Could I ask you about head and neck cancer because that’s another tumour. Patients who had nowhere else to go are showing a response to immunotherapy now. What again is the trick there?

In that study also patients with head and neck cancer, the majority of the patients who received the PD1 antibody had a response. Interestingly in that study, some head and neck cancers are caused by a virus, HPV, but in this study there was no difference between if the cancer was virally associated or not. So, again, we’re learning more about which subset of patients are going to benefit but certainly very encouraging results of looking at PD1 antibody in head and neck cancer.

Now, in lung cancer there has already been some demonstration of checkpoint blockade being relevant here. So what did you make of the paper presented by Dr Paz-Ares?

This is an important study, it was a phase III trial comparing PD1 antibody to traditional chemotherapy and really showed a benefit in overall survival. So previously we knew that both pembrolizumab and nivolumab were active against squamous cell lung cancer and it’s FDA approved for those indications. But this study showed that in the other type of non-small cell lung cancer, largely adenocarcinoma, the medicine also worked in this situation. We’re seeing a growing incidence of adenocarcinoma; this is the kind of lung cancer that is increasing in number. To see that the PD1 antibody approach is useful in adenocarcinoma of the lung is very important. I suspect that this will lead to a change in the label and approval.

What should clinicians be taking home from all of these, effectively? Because they’re quite big signals here, aren’t they?
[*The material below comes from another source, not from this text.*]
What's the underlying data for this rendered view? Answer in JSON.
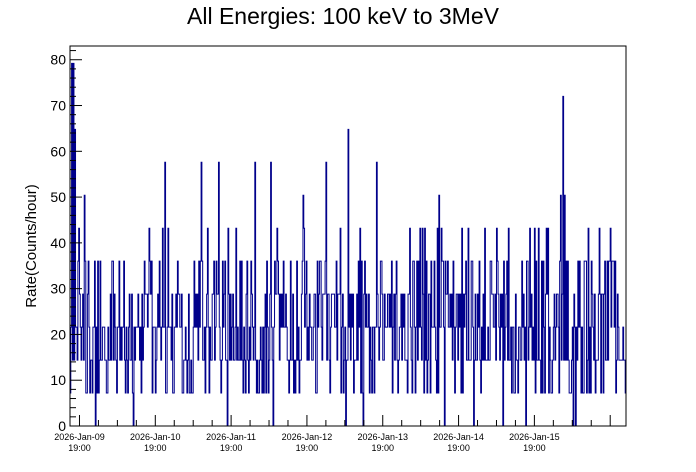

Right. So, important to see that these new immunotherapy approaches are going to be used against a much broader array of tumours than we thought. It’s very important for practising physicians to recognise that the toxicities are very unique, so these immune adverse events are different. It’s diarrhoea and colitis, it’s endocrinopathies affecting the thyroid and the pituitary. So we traditionally, as medical oncologists, work  with infectious disease experts because of the risk of fever and neutropenia. That’s not the situation with these new immune therapies, they are very different side effects, so a lot of patient education, education to physicians about how to manage the toxicities.

So do you have any warnings to clinicians?

Yes, understand what the side effects are. Ask your patients and educate them on diarrhoea, that’s a life threatening potential complication. So it’s recognising that they are different than traditional side effects of chemotherapy.